Course it was empty the last time I was there, I hope they're all alright. "
" They're fine, Kakarrotto. " Vegeta grimaced, thinking back, ::Kakarrotto?::
::Hey! Veggie's in my head!:: Goku thought back cheerfully.
::Listen Kakarrotto, I'm going to play a little game of pretend with you for the next 3 minutes, do you think you
could play along long enough for me to get you somewhere where we can speak in private?::
::K!:: the larger saiyajin chirped, ::I am good at playing pretend little buddy::
" Right. " Vegeta said, then cleared his throat, " LISTEN HERE YOU INSANE DILLUSIONAL PEASANT! HOW _DARE_ YOU COME TO
THE ROYAL CASTLE PRETENDING TO BE MY OUJO! YOU'VE GOT SOME NERVE!!! "
" Heeheeheehee. " Goku bit his lip to keep from laughing. Vegeta slapped his hand over Goku's mouth.
" IF YOU SO MUCH AS SAY ANOTHER WORD I SHALL KILL YOU HERE AND NOW! IN FACT I'M TAKING YOU UNDER ARREST AND SENDING
YOU TO THE DUNGEON _PERSONALLY_!!! " the ouji raged, grabbing Goku by one of his wrists and dragging him off.
" Way to go, son! " Bejito walked by Vegeta and Goku in the intersecting hallway. The former king was carrying a
plateful of cookies and popping 2 in his mouth at once.
" Heh. " Vegeta grinned proudly, then yanked on Goku's wrist harder and walked off, " To the DUNGEON, you peon! "

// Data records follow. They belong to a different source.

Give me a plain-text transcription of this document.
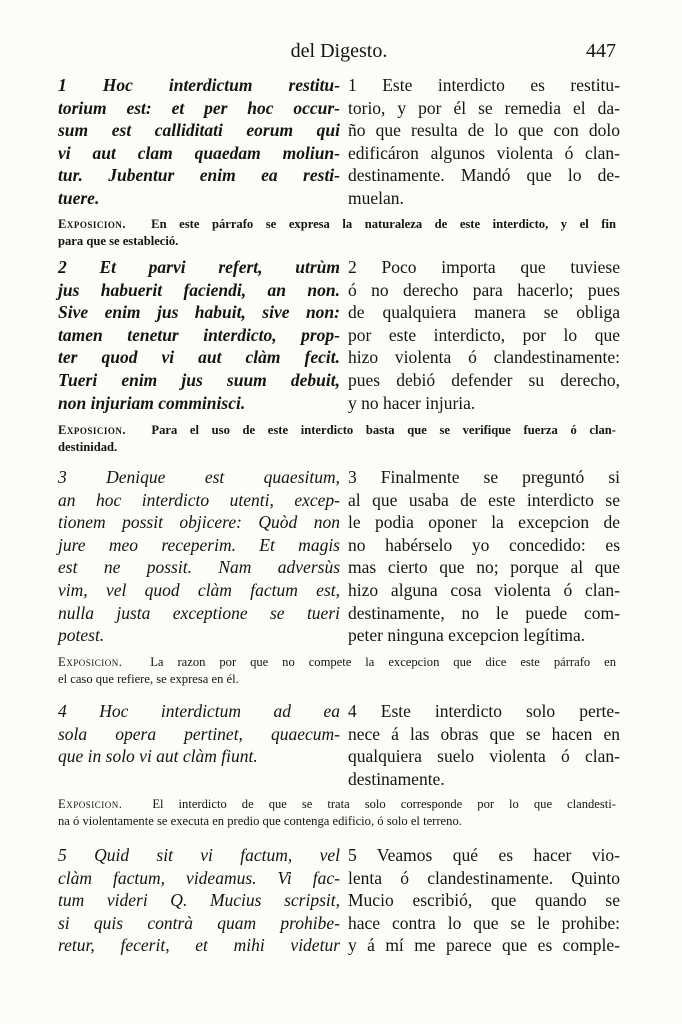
del Digesto.	447
1 Hoc interdictum restitu-
torium est: et per hoc occur-
sum est calliditati eorum qui
vi aut clam quaedam moliun-
tur. Jubentur enim ea resti-
tuere.
1 Este interdicto es restitu-
torio, y por él se remedia el da-
ño que resulta de lo que con dolo
edificáron algunos violenta ó clan-
destinamente. Mandó que lo de-
muelan.
Exposicion. En este párrafo se expresa la naturaleza de este interdicto, y el fin
para que se estableció.
2 Et parvi refert, utrùm
jus habuerit faciendi, an non.
Sive enim jus habuit, sive non:
tamen tenetur interdicto, prop-
ter quod vi aut clàm fecit.
Tueri enim jus suum debuit,
non injuriam comminisci.
2 Poco importa que tuviese
ó no derecho para hacerlo; pues
de qualquiera manera se obliga
por este interdicto, por lo que
hizo violenta ó clandestinamente:
pues debió defender su derecho,
y no hacer injuria.
Exposicion. Para el uso de este interdicto basta que se verifique fuerza ó clan-
destinidad.
3 Denique est quaesitum,
an hoc interdicto utenti, excep-
tionem possit objicere: Quòd non
jure meo receperim. Et magis
est ne possit. Nam adversùs
vim, vel quod clàm factum est,
nulla justa exceptione se tueri
potest.
3 Finalmente se preguntó si
al que usaba de este interdicto se
le podia oponer la excepcion de
no habérselo yo concedido: es
mas cierto que no; porque al que
hizo alguna cosa violenta ó clan-
destinamente, no le puede com-
peter ninguna excepcion legítima.
Exposicion. La razon por que no compete la excepcion que dice este párrafo en
el caso que refiere, se expresa en él.
4 Hoc interdictum ad ea
sola opera pertinet, quaecum-
que in solo vi aut clàm fiunt.
4 Este interdicto solo perte-
nece á las obras que se hacen en
qualquiera suelo violenta ó clan-
destinamente.
Exposicion. El interdicto de que se trata solo corresponde por lo que clandesti-
na ó violentamente se executa en predio que contenga edificio, ó solo el terreno.
5 Quid sit vi factum, vel
clàm factum, videamus. Vi fac-
tum videri Q. Mucius scripsit,
si quis contrà quam prohibe-
retur, fecerit, et mihi videtur
5 Veamos qué es hacer vio-
lenta ó clandestinamente. Quinto
Mucio escribió, que quando se
hace contra lo que se le prohibe:
y á mí me parece que es comple-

" Hahahahaha! " Goku laughed.
" Oh, you DID find where I put those, thanks Beji. " Ruby poked her head around the corner just as Bejito made it
there, " Where's Vegeta going? " she blinked.
" He's taking that crazy peasant to the dungeon. " Bejito said casually, " This one thinks he's our son's "princess".
" he snickered at the thought.
Ruby paused, " ...but, I thought the dungeon's in the other direction. " she pointed over her shoulder.
" ....maybe it is. And maybe it isn't. " Bejito replied regally.
Ruby folded her arms and smirked at him, " You have no idea where it is either, do you? "
" ...no. " Bejito admitted, then perked up, " Cookie? "
" Thank you. " Ruby took one and the couple walked off.


" Ah, here we go. " Vegeta opened a nearby door, " Get in Kakarrot! " he snapped, whispering loudly, then pushed Goku
inside.
Goku looked around to find they were in a large room similiar to something you'd find at a hotel, " Hey, this isn't
the dungeon. " he said, confused.
The ouji sweatdropped, " I wasn't TAKING you to the dungeon, BAKA! " Vegeta snorted, then coughed, " Now that that's
over....I MISSED YOU!! " the little ouji cried happily, hugging the larger saiyajin.
" I MISSED VEGGIE TOO!! " Goku cried in response, hugging back, " Oh Veggie I thought I'd NEVER find you again! "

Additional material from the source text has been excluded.